Теперь мы видели вокруг лишь лазурную, словно драгоценный камень, морскую ширь, слегка зыблемую ветром, а вдалеке — скалистые берега. Флиунт показал нам неуклюже качавшиеся суда, полные людей, но я плохо разглядел их в наступающих сумерках.
Пиррон сказал:
— Эти существа истерзаны ложью и телесными недугами.
— Подплывем поближе? — предложил Кратет.
Но дельфин, плеснув хвостом, повернул в противоположную сторону, и вскоре люди остались далеко позади, на краю пустынного моря.
— Не стоит с ними встречаться, — пояснил он, бороздя волну за волной.
Мы описали огромный круг среди бездонных вод и глубокой тишины, которую порой оглашало лишь фырканье Пиррона, дробившего носом волны. Кратет спросил, чего это ему вздумалось удалиться от людей, он представлял их себе рогатыми и с длинным клювом. Дельфин ответил, что на него нагоняют тоску эти твари, как правило управляемые лишь своими ненасытными чувствами. Мы повернули назад. И я снова спросил его о Тоине, птице с мягкими, нежными перьями, которую так легко было бы узнать даже здесь, где нет ни конца, ни предела и воды вздыбливаются и опадают, возвращаясь в свое лоно.
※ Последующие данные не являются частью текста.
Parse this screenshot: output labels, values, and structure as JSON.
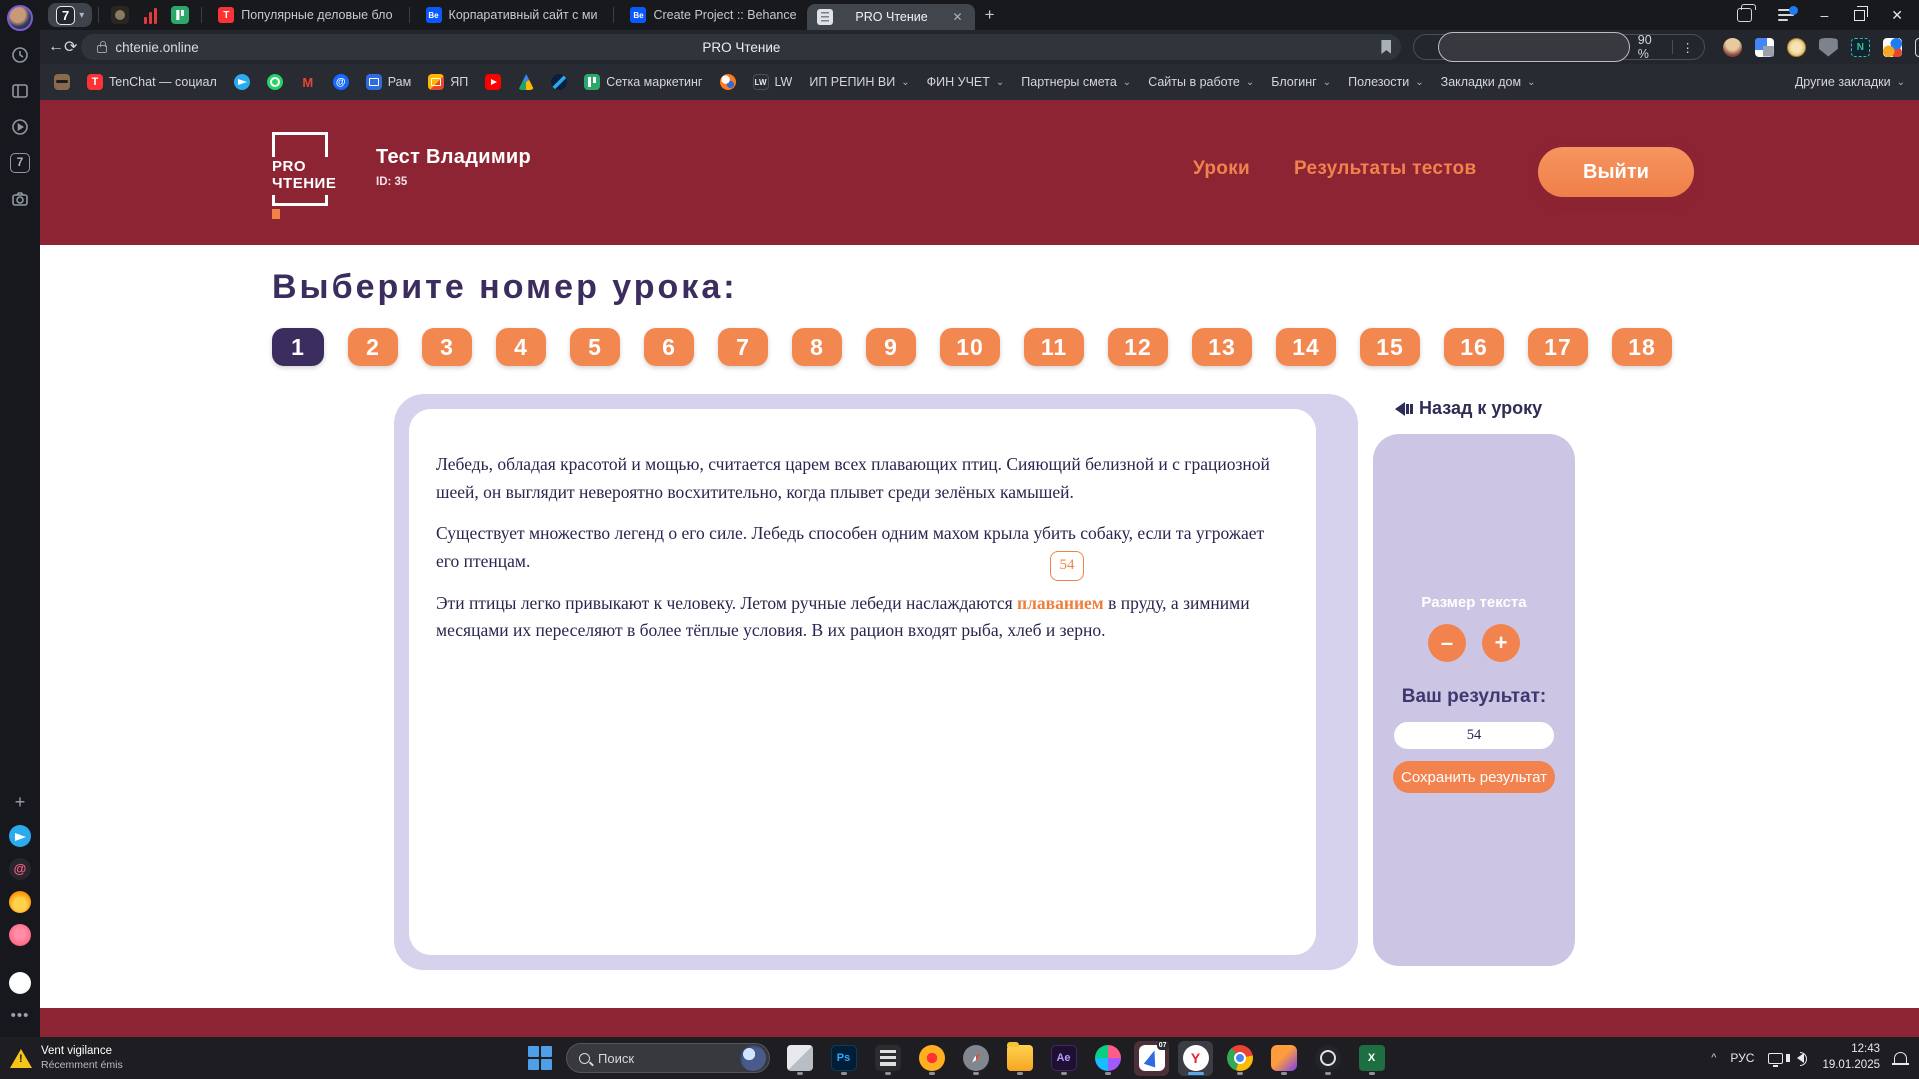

— Никакой птицы я здесь не видел, — ответил Пиррон, бестрепетно бороздя море, окружавшее нас гаснущими отблесками заката.
Я умолк.
Кратет для забавы распускал крыло и задевал им поверхность воды, проводя по ней длинную прямую черту. Патруус Вериссимус задремал, убаюканный плавным ходом дельфина и веявшей от воды благовонной свежестью.
— Оставайтесь тут, — сказал Флиунт. — Зачем вам чахнуть в унылой затерянности среди этих ваших растений?
Никто ему не ответил. Неверный тусклый свет сумерек загорался то здесь, то там.
Наступил вечер, замешкавшийся на далеких темнеющих берегах. Думаю, за нами плыли стайки рыбешек, до нас доносились их тишайшие речи, но разглядеть их было невозможно, хотя свет звезд уже струился к нам из безмерного далека.
Мы разбудили дядюшку Микеле, он даже не заметил, что задремал; а Флиунт со словами «Прощайте, прощайте, бедняги, пропадете вы там, на земле» вонзился в упругие волны, взрезав их наискось, и в конце концов исчез в глуби вод, среди бесшумных водоворотов непроницаемой бездны.
А в это время Пиррон говорил, что и нам повстречаются люди в наших краях, но волноваться не надо, ведь они — лишь малая часть вселенной, и, быть может, самая ничтожная ее часть.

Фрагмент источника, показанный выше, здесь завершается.